En effet, quand on est designer, on ne conçoit jamais des interfaces pour soi, ni pour ses clients : on conçoit des interfaces pour les utilisateurs finaux de ces interfaces. La conception orientée utilisateurs a justement pour objectif d’adapter le produit à ces utilisateurs-là, plutôt que d’imposer un mode de fonctionnement choisi par les concepteurs eux-mêmes, qui sont rarement les utilisateurs du produit qu’ils contribuent à créer.
La conception orientée utilisateurs tient donc compte des besoins, des attentes et des caractéristiques personnelles des utilisateurs finaux du site ou de l’application concernés. Ces utilisateurs sont généralement identifiés à l’aide d’études qualitatives (études de marché, focus groups, etc.).
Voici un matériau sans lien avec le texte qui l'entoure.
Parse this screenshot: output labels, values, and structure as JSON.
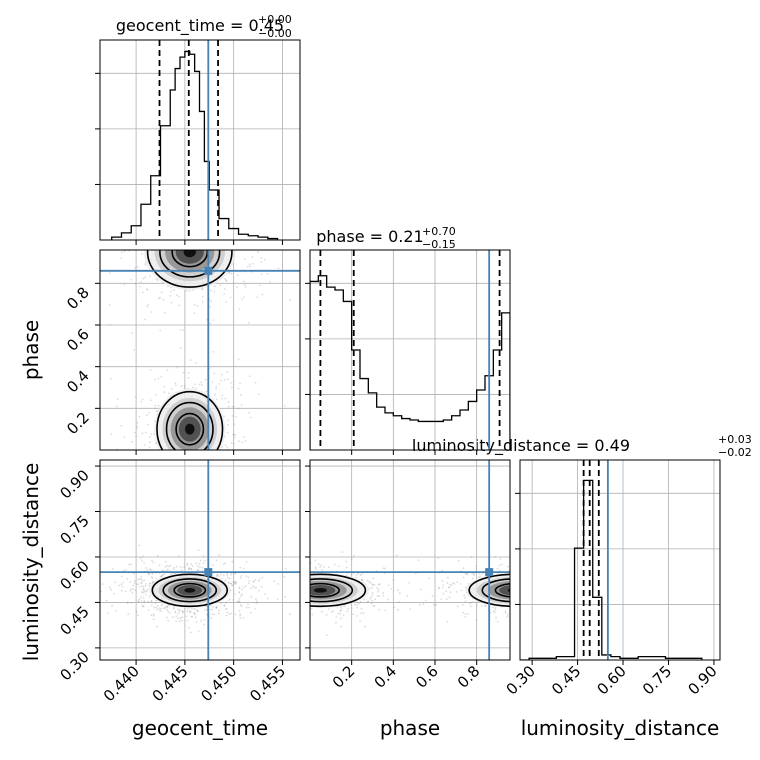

De là peuvent naître :
- des personas, c’est à dire des utilisateurs fictifs utilisés lors de la phase de conception pour faire des choix ;
- des tests utilisateurs, pour vérifier que les résultats du processus de design répondent bien aux attentes des utilisateurs à qui va servir le produit ou le site web.
Par ailleurs, la conception orientée utilisateurs est définie par la norme ISO 9241-210 : ce n’est donc absolument pas un processus subjectif laissé au bon vouloir ou à l’imagination de chaque individu, comme le laisse entendre l’article.
En somme, créer du design pour soi est l’exact opposé de ce qu’il faut faire. Donner ce « conseil » à des designers relève selon moi de la désinformation pure et simple – de la désinformation involontaire, je n’en doute pas, mais il est important de le souligner.
L’accessibilité mérite mieux que des arguments grotesques
Le second argument avancé dans l'article We're Just Temporarily Abled concerne le fait que les utilisateurs finaux d’un projet numérique peuvent être « distraits » en naviguant sur un site ou en utilisant une appli, et que cela justifierait le recours à l’accessibilité.
Pour illustrer ce point, dont je ne vois déjà pas très bien le rapport avec l’accessibilité, trois exemples sont utilisés.
- Le premier consiste à dire que si un utilisateur vient de se disputer avec quelqu’un, il va être contrarié, et va « fracasser sa souris sur son bureau » tout en essayant d’utiliser le site. Personnellement, j’ai beau chercher, je ne vois toujours pas le rapport entre cette situation et l’accessibilité.
- Le deuxième exemple évoque un utilisateur en train de pleurer : les larmes dans ses yeux l’empêcheraient alors de bien voir l’écran et le clavier, et il serait ainsi « temporairement malvoyant ». Bon, là ça commence à déraper sec, niveau argumentation. Ça me fait penser à cet exemple qu’on donne souvent d’un utilisateur qui ne peut pas lire son écran parce qu’il marche en plein soleil : certes, il a momentanément du mal à lire, mais l’accessibilité ne peut rien pour lui.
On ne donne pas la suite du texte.